Conservative activists on the Supreme Court are erasing the “line between law and politics,” said The New York Times in an editorial. Justices Antonin Scalia and Clarence Thomas are abandoning any pretense of objectivity in both their public actions and in their opinions, which now are often laced with “rambling, sarcastic political tirades” against Big Government and liberal social views. Scalia recently spoke before a closed-door forum on the Constitution organized by GOP Rep. Michele Bachmann, a partisan extremist and heroine of the Tea Party. Last year, shortly before ruling that corporations should be free to give unlimited money to influence elections, Scalia and Thomas secretly attended a conservative strategy session organized by the billionaire Koch brothers. As the legal historian Lucas Powe recently pointed out, Scalia “is taking political partisanship to levels not seen in over half a century,” and Thomas is right behind him.

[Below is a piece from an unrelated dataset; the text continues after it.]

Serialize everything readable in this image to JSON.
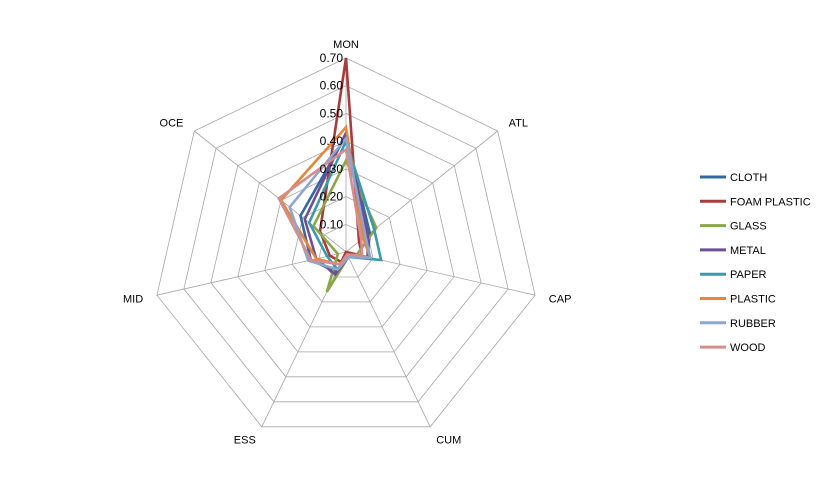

There’s nothing new here, said Ed Whelan in National Review Online. In his decades on the bench, Scalia has accepted almost every invitation to lecture about his legal philosophy, whether it’s from conservative billionaires, new congressmen, or—his personal favorite—a hostile auditorium full of leftist college students. Justice Ruth Ginsburg once let the liberal National Organization for Women name a lecture series after her, and then attended it. How come liberals didn’t howl when Ginsburg, and other liberal justices, hobnobbed with fellow leftists?

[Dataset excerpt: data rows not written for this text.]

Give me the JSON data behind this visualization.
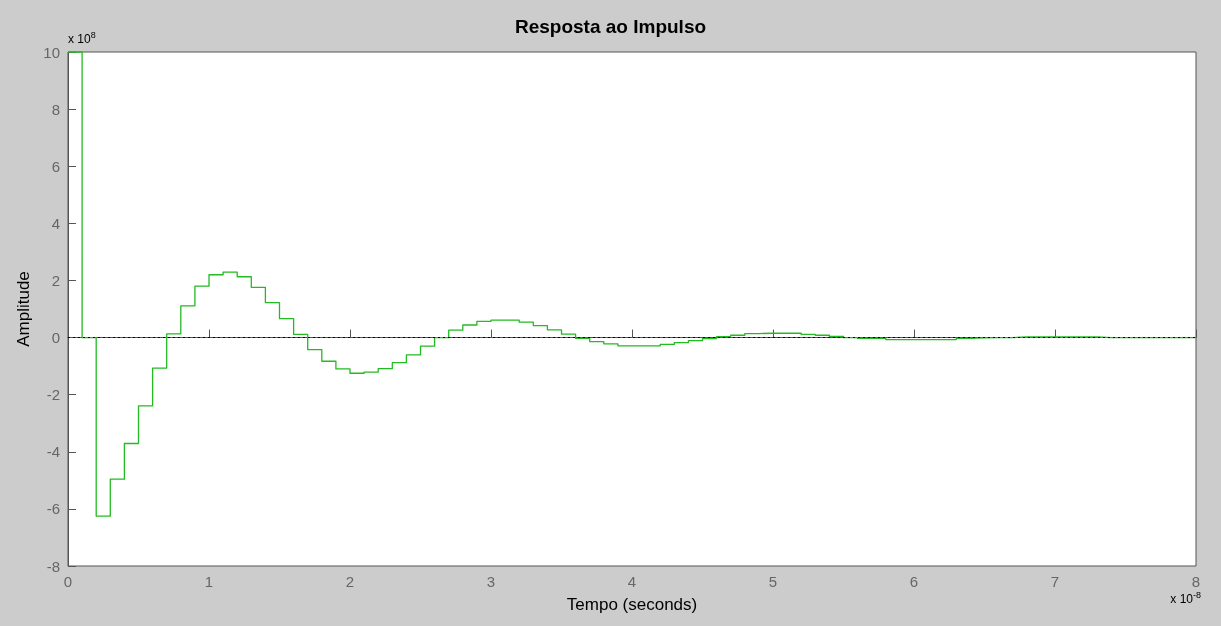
{
  "chart_data": {
    "type": "step",
    "title": "Resposta ao Impulso",
    "xlabel": "Tempo (seconds)",
    "ylabel": "Amplitude",
    "annotations": [
      "x 10$^{8}$",
      "x 10$^{-8}$"
    ],
    "xlim": [
      0,
      8
    ],
    "xticks": [
      0,
      1,
      2,
      3,
      4,
      5,
      6,
      7,
      8
    ],
    "ylim": [
      -8,
      10
    ],
    "yticks": [
      -8,
      -6,
      -4,
      -2,
      0,
      2,
      4,
      6,
      8,
      10
    ],
    "grid": false,
    "ref_lines": [
      {
        "axis": "y",
        "value": 0,
        "color": "#000000",
        "line_style": "dotted"
      }
    ],
    "x": [
      0,
      0.1,
      0.2,
      0.3,
      0.4,
      0.5,
      0.6,
      0.7,
      0.8,
      0.9,
      1.0,
      1.1,
      1.2,
      1.3,
      1.4,
      1.5,
      1.6,
      1.7,
      1.8,
      1.9,
      2.0,
      2.1,
      2.2,
      2.3,
      2.4,
      2.5,
      2.6,
      2.7,
      2.8,
      2.9,
      3.0,
      3.1,
      3.2,
      3.3,
      3.4,
      3.5,
      3.6,
      3.7,
      3.8,
      3.9,
      4.0,
      4.1,
      4.2,
      4.3,
      4.4,
      4.5,
      4.6,
      4.7,
      4.8,
      4.9,
      5.0,
      5.1,
      5.2,
      5.3,
      5.4,
      5.5,
      5.6,
      5.7,
      5.8,
      5.9,
      6.0,
      6.1,
      6.2,
      6.3,
      6.4,
      6.5,
      6.6,
      6.7,
      6.8,
      6.9,
      7.0,
      7.1,
      7.2,
      7.3,
      7.4,
      7.5,
      7.6,
      7.7,
      7.8,
      7.9,
      8.0
    ],
    "series": [
      {
        "color": "#22bb22",
        "values": [
          10,
          0,
          -6.25,
          -4.96,
          -3.71,
          -2.39,
          -1.07,
          0.13,
          1.11,
          1.8,
          2.2,
          2.29,
          2.13,
          1.76,
          1.22,
          0.66,
          0.11,
          -0.42,
          -0.83,
          -1.1,
          -1.25,
          -1.21,
          -1.09,
          -0.88,
          -0.61,
          -0.3,
          0.0,
          0.26,
          0.44,
          0.57,
          0.61,
          0.61,
          0.54,
          0.42,
          0.27,
          0.12,
          -0.03,
          -0.14,
          -0.22,
          -0.29,
          -0.29,
          -0.29,
          -0.24,
          -0.18,
          -0.11,
          -0.04,
          0.03,
          0.08,
          0.14,
          0.15,
          0.15,
          0.15,
          0.11,
          0.08,
          0.04,
          0,
          -0.03,
          -0.03,
          -0.07,
          -0.07,
          -0.07,
          -0.07,
          -0.07,
          -0.03,
          -0.01,
          0,
          0,
          0.02,
          0.02,
          0.02,
          0.02,
          0.02,
          0.02,
          0,
          0,
          0,
          0,
          0,
          0,
          0,
          0
        ]
      }
    ]
  }
}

It’s one thing to hobnob, said Jonathan Turley in The Washington Post, and another to issue inflammatory, partisan statements. In the past, Supreme Court justices have rigorously avoided public speeches and controversial statements, so as to preserve an appearance of neutrality. Scalia has shattered that tradition, reveling in his role as the Right’s chief intellectual. Last month, for example, he volunteered in an interview that the Constitution does not guarantee women equal rights. When justices brazenly “carry the torch for their political allies,” it tells Americans that the rulings of the highest court in the land are purely partisan and arbitrary. The court used to have more ideological wild cards, and more 6-3 and 9-0 decisions, said Adam Liptak in The New York Times. Now every important ruling—including Bush v. Gore in 2000—is decided 5-4, along partisan lines. If the court eventually strikes down President Obama’s health-care-reform law on a 5-4 decision, it may gravely undermine the court’s “prestige, authority, and legitimacy.”